Bali : ressentis, comparaisons, 1er bilan pour longs séjours en Asie du Sud-Est – 3

Bali

pré-explications des conditions et du contexte de ma venue à Bali

Mon voyage a Bali s’est fait dans des conditions qui me donnent certaines difficultés pour en parler et pourtant je classe Bali en second dans mes appréciations.

D’une part j’ai entendu parler de Bali depuis les années 1970 et je vis depuis au milieu de souvenirs que l’on m’a rapporté ces années-là : des batiks qui me servent de nappes quotidiennement, un tableau naïf des rizières, des récipients légers des offrandes, des marionnettes. D’autre part je n’ai pas du tout préparé ce voyage qui s’est fait suite à un vol dans ma chambre, pendant mon sommeil, au Vietnam, qui m’a obligé à trouver un lieu où je me sente en sécurité associé à du plaisir et de la découverte.

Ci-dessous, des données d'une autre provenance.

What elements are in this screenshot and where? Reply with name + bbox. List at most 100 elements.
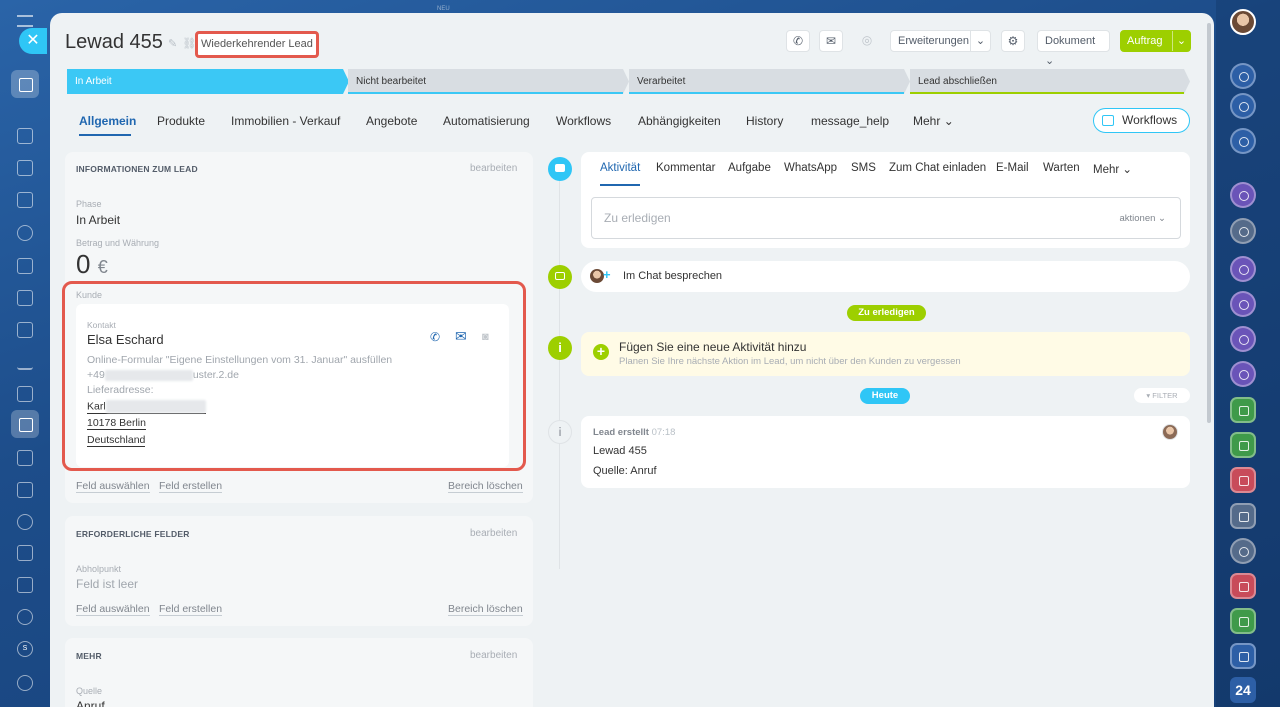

Quand je suis arrivée à Bali mes fonds étaient au plus bas, je n’avais aucun argent pour bouger à l’intérieur du pays si bien que j’ai atterri à Ubud et que je n’en ai plus bougé.

Je n’ai donc que des photos de Ubud, son quotidien, ses rizières qu’on atteint à pied. J’y ai séjourné deux mois d’affilés un peu repliée sur moi-même, ne pouvant payer des visites de musées, des excursions, des spectacles, des restaurants. Par chance j’ai rencontré et cotoyé des Occidentaux qui faisaient à peu près comme moi pour des raisons différentes : ils y venaient depuis de nombreuses années, ils avaient tout vu, leur seul plaisir était de vivre un moment d’hiver sur place.

Impressions ressenties

Comme je l’ai dit dans un premier billet en arrivant, traversant Denpasar j’ai cru arriver dans une sorte d’Angkor [1. que j’avais visiter l’année précédente et qui m’avait ébloui], un Angkor vivant, actuel. Rien d’étonnant puisque les cultures religieuses (Hindouisme, Brahmanisme) ont des origines communes, des symboles communs, la grande différence étant que c’est dans le quotidien des Balinais qui les vivent avec foi : chaque village contient au moins 3 temples qu’ils entretiennent et fréquentent assidûment, leur (petit) revenu part pour 20 à 30 % dans cette pratique.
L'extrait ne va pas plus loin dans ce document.